= Frederick William Bardwell =

Professor and Army colonel (1832-1878)

Frederick William Bardwell (March 13, 1832 – August 17, 1878) was a professor of astronomy, mathematics and engineering at the University of Kansas who led the 3rd U. S. Colored Infantry Regiment, raised in Philadelphia, during the American Civil War.
==Life==
===Early life and education===
Bardwell was born in Belchertown, Massachusetts, in 1832, in the Bardwell Homestead at a section known as the Bardwell Hollow, that became part of Jabish Street.
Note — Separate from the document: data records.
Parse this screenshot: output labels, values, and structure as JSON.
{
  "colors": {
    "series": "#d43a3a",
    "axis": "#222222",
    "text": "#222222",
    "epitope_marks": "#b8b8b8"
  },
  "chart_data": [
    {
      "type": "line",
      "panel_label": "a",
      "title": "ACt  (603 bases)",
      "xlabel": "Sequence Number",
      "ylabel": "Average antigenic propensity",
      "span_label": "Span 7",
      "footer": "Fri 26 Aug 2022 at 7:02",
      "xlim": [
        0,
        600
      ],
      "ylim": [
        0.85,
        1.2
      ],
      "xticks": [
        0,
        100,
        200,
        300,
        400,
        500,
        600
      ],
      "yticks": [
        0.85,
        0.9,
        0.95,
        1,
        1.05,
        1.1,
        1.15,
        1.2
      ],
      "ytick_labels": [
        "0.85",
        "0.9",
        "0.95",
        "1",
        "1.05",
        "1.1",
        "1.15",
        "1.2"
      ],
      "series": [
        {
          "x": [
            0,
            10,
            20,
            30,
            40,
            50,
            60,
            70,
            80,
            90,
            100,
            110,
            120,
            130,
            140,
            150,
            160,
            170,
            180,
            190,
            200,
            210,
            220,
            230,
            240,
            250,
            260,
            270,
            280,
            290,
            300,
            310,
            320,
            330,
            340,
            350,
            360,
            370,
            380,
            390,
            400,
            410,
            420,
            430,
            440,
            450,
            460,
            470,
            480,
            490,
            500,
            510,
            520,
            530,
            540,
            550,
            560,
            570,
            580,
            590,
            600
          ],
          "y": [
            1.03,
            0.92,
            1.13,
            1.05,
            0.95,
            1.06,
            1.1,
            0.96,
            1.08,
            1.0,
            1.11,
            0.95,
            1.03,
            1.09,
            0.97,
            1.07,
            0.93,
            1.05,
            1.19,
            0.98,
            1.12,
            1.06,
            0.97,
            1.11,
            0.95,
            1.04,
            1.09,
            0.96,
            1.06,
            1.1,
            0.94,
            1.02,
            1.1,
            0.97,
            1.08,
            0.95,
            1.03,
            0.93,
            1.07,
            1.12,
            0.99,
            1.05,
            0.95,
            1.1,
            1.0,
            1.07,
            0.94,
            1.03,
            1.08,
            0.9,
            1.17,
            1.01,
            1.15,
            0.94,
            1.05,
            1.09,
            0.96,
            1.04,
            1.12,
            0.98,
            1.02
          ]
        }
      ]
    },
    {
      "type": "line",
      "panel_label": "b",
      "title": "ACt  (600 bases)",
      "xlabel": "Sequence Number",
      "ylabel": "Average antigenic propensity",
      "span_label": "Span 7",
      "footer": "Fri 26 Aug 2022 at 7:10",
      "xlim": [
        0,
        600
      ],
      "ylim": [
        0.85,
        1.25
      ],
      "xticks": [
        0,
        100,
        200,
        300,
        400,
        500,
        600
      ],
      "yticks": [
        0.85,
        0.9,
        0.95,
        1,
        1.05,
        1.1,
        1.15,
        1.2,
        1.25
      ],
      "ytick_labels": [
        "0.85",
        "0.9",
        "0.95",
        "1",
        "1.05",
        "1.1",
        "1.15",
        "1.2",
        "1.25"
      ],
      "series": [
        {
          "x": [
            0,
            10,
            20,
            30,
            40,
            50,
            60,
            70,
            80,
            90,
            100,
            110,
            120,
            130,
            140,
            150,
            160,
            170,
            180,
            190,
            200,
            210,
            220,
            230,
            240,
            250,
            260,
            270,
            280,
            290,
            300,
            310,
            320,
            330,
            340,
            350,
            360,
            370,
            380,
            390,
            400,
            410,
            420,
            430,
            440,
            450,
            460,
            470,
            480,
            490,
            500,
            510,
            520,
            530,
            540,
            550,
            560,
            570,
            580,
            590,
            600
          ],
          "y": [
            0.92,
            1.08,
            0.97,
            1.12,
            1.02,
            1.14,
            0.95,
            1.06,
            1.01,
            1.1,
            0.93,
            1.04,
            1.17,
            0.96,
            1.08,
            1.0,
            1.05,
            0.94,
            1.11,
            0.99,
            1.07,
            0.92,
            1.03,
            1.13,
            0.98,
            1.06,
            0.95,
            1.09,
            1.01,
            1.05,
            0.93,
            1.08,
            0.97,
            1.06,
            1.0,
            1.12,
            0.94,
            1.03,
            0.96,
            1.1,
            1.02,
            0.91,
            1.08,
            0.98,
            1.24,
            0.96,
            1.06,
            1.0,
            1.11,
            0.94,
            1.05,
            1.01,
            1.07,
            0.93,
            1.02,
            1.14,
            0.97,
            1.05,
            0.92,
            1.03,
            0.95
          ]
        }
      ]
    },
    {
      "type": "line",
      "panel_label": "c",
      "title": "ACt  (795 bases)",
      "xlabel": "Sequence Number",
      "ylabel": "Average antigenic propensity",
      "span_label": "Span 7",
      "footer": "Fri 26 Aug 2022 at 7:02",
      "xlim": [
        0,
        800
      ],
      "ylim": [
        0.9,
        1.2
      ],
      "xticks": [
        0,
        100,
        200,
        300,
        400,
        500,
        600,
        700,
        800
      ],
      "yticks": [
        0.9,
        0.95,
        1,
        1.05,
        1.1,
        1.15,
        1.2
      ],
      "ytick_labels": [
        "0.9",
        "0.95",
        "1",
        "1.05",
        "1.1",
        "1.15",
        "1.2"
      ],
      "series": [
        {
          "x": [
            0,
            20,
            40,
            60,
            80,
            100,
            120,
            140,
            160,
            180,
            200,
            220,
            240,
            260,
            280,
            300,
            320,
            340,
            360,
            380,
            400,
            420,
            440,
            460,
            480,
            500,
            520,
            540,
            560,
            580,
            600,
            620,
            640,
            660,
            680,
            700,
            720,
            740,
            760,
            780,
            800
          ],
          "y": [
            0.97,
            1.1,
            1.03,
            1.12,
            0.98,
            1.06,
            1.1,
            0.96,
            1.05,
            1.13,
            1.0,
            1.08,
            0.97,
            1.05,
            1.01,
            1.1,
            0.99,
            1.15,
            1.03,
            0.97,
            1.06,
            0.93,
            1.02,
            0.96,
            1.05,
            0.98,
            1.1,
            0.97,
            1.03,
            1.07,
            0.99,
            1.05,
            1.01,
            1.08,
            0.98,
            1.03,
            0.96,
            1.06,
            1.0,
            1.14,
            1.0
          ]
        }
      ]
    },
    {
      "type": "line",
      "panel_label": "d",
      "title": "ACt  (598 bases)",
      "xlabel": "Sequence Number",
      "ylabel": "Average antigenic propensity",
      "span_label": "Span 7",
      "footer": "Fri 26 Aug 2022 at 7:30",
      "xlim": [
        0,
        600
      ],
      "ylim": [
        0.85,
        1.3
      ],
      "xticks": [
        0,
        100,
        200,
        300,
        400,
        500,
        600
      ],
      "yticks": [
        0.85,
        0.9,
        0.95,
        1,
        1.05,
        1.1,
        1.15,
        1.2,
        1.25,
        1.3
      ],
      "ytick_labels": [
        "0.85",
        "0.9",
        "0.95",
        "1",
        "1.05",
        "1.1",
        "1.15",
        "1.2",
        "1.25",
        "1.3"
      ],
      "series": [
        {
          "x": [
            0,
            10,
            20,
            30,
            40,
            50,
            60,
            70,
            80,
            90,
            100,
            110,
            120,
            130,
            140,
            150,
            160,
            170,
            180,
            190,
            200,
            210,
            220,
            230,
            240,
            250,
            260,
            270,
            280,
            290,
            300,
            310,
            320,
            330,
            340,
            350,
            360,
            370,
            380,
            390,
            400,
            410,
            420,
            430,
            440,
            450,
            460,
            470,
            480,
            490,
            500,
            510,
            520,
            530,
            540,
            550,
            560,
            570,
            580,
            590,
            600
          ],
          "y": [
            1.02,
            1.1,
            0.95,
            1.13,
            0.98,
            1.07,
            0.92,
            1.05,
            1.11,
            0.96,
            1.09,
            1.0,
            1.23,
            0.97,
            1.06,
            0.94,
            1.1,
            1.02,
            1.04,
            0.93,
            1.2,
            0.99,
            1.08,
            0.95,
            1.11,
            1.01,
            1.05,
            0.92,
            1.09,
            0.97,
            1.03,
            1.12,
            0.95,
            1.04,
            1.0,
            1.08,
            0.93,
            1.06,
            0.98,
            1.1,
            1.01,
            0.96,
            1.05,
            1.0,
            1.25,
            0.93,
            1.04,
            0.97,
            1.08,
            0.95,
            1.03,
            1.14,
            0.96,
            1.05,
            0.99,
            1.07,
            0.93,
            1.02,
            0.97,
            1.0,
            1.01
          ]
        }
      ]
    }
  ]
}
The Bardwell family developed an early ironworks that was said to have produced materials for the Continental Army during the Revolutionary War, laying the groundwork for Belchertown's later carriage industry.

Frederick Bardwell was "fitted for college under the instruction of the then well-known sage and philosopher of Dark Corner, the late Ozias Norcross." According to a published biography, he entered the junior class at Harvard University and was graduated in 1856.

===American Civil War===
He was a professor of mathematics at Antioch College, Ohio, until the outbreak of the Civil War at which time he enlisted in General Grant's regiment, the 10th Ohio. He served through the war and was discharged with the rank of colonel.

Another biography asserts that Bardwell enlisted in the army on April 17, 1861, five days after the Civil War began. He was mustered into 2nd Ohio as a private. Seven months later, he was promoted to 2nd lieutenant in the 10th Light Artillery Battery attached to the 74th Ohio Volunteer Infantry.

After two years' service, Bardwell re-enlisted, this time accepting a commission as a Major in the 3rd U. S. Colored Infantry Regiment. By the time he mustered out after the war's end, he was a full colonel and in command of the unit.

===Post-war career===
After the war, Bardwell worked with the government observatory at Washington, D.C. before accepting the professorship of mathematics, engineering and astronomy at Kansas University, Lawrence, Kansas. It was here that he reunited with fellow former Belchertown residents politician Charles L. Robinson and Sarah T. D. Robinson, writer, historian and First Lady of Kansas.
Bardwell died while on an expedition in Colorado to view an eclipse in 1878. He is buried in the Oak Hill Cemetery in Lawrence with his wife and two daughters.

Bardwell published research papers in astronomy and a text book on arithmetic, a copy of which is in the Stone House Museum library in Belchertown.